The renewal of more widely performed repertoire through fresh interpretations is certainly not something that Jonathan opposes. ‘But I think if that’s all you rely on - and they say no opera house can survive without Mozart, Verdi, and Puccini - then the whole culture just gets stagnant. And again, it doesn’t challenge you. I believe that everyone needs to be challenged - pushed out of their comfort zones; they need to see the world afresh. Don’t assume that tonal music is everywhere and it’s the only form of music there is and it’s the best form of music there is - that isn’t true: it’s just one form of music that exists alongside many, many others.’

Music can be transformative; and it’s not just transformative if you’re sat there in row F seat 21 listening to the Berlin Phil.

Rueing the adverse environmental impact of the classical music world, Jonathan identifies a positive outcome of the pandemic to be the greater value we have placed in the local. He proudly cites his own work as a Trustee of Wiltshire Music Centre, and with Zone Club, a monthly music and song writing club for young adults with learning difficulties. ‘This is the way forward. Music can be transformative; and it’s not just transformative if you’re sat there in row F seat 21 listening to the Berlin Phil. It’s transformative in your local community - and not just passively, but actively involved with music.’ Before this carries a parochial scent, he clarifies: ‘I’m not asking for a closing inwards, even if we can't travel more. We still have an international outlook; we still need to look out; we still need to cooperate with people all over the world. Yes I’m quite happy to come out as an ardent Remainer; I believe very broadly - perhaps too romantically - in that European project, in collaboration, in working together - certainly as researchers in Europe that’s what we’re doing: it’s so exciting, you get so many different perspectives.’
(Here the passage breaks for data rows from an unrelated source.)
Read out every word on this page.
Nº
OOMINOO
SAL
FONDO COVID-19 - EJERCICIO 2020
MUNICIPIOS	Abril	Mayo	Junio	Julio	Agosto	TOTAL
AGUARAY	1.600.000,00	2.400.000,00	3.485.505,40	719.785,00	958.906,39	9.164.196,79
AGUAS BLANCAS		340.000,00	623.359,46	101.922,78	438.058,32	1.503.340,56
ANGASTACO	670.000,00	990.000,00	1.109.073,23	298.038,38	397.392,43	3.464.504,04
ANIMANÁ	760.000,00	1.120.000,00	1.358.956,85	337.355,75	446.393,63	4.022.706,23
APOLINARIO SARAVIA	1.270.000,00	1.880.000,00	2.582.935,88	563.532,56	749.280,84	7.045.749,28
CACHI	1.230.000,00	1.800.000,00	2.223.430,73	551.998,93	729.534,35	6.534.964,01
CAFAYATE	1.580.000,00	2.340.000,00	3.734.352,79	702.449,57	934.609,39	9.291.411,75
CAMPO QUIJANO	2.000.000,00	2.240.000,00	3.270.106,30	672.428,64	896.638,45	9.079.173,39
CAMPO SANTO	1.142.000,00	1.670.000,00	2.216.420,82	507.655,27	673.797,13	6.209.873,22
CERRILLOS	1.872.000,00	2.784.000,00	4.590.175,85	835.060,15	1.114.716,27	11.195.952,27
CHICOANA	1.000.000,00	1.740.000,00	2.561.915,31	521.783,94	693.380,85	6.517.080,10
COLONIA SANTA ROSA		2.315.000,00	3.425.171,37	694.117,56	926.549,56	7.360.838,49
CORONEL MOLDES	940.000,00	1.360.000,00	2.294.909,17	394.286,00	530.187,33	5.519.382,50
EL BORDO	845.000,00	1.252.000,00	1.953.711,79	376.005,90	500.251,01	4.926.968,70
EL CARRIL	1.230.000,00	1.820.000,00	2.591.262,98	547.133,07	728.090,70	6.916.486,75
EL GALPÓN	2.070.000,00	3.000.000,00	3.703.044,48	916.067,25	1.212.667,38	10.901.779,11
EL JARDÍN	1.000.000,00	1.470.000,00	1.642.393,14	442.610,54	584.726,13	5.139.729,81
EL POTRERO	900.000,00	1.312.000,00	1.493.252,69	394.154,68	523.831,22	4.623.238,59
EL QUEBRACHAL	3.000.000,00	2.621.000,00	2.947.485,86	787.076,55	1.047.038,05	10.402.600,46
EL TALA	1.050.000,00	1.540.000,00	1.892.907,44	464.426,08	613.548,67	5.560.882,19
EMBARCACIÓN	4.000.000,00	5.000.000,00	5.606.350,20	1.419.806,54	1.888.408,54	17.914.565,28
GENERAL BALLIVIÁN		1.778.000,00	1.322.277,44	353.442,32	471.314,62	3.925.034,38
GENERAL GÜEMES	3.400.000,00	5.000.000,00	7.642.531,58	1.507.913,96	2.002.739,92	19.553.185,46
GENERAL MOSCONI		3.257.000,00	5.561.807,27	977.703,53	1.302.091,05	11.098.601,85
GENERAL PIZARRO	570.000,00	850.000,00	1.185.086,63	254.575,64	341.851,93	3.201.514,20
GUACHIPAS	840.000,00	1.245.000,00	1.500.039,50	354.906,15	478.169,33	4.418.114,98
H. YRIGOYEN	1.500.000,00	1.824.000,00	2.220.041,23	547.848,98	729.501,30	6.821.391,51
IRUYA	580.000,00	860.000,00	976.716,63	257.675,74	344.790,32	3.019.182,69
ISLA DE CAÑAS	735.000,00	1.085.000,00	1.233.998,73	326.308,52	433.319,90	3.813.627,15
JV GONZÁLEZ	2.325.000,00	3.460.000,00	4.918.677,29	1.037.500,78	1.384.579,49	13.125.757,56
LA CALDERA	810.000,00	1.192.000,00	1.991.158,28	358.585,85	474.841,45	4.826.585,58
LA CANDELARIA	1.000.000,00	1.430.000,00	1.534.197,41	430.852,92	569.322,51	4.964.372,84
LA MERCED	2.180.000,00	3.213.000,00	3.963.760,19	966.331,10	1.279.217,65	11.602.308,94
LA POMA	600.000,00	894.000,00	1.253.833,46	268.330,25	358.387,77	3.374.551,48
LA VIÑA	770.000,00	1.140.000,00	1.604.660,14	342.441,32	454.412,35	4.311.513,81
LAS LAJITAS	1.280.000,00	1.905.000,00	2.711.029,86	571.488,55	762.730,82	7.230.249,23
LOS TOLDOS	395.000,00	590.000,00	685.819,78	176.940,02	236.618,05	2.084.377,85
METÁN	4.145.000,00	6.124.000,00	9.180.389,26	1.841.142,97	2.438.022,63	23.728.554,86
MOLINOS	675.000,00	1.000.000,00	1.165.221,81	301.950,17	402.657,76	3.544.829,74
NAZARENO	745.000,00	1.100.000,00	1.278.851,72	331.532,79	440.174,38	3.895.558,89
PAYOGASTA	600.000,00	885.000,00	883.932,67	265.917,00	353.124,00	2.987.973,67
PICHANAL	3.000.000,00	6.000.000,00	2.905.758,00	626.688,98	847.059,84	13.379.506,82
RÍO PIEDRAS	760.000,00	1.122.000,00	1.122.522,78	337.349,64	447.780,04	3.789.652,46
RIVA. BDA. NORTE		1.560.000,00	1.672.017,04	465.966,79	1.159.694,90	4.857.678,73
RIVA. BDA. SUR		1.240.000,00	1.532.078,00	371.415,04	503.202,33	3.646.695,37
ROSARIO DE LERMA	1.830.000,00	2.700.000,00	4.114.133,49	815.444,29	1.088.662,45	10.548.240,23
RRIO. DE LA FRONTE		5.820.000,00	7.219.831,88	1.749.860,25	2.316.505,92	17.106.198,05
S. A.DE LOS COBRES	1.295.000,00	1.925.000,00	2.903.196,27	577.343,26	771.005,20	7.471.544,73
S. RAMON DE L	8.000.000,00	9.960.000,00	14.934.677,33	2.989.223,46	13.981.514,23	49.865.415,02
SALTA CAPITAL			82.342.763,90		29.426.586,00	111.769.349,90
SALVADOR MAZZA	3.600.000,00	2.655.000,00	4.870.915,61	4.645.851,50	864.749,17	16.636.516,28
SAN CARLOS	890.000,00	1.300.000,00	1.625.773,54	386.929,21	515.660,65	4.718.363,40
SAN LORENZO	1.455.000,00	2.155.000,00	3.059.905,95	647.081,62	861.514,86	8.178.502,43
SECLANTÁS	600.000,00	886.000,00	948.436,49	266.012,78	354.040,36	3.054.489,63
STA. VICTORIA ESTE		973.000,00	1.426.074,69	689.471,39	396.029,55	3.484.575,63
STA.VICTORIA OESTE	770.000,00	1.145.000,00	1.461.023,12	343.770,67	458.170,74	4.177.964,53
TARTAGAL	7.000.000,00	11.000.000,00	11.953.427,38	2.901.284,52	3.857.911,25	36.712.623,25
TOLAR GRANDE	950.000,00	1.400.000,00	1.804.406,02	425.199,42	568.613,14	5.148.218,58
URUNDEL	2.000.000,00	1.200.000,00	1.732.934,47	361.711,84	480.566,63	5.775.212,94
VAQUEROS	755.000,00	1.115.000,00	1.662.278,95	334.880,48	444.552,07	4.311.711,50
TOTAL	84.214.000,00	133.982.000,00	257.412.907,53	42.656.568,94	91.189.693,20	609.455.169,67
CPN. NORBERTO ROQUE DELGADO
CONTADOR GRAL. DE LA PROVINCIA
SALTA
Thus despite unavoidable obstacles and disappointments, we might choose to see the moment that we find ourselves in as ‘a really interesting one; it raises fascinating questions because there are restrictions on what you can do, how you can perform and the size of the repertoire.’ Jonathan sees this as an ‘exciting opportunity’ to ‘rethink the whole thing - particularly in opera, but it’s true I think of orchestral repertoire as well: the canon has become so weighed down, the repertoire is so limited. Do we really need another Traviata? Another Bohème? Another Carmen? What is it saying about us?’ Clearly, Jonathan believes that now is no time for creative timidity. On the contrary, ‘let’s try some different ideas: we’re going to lose money anyway, so we may as well try something different.’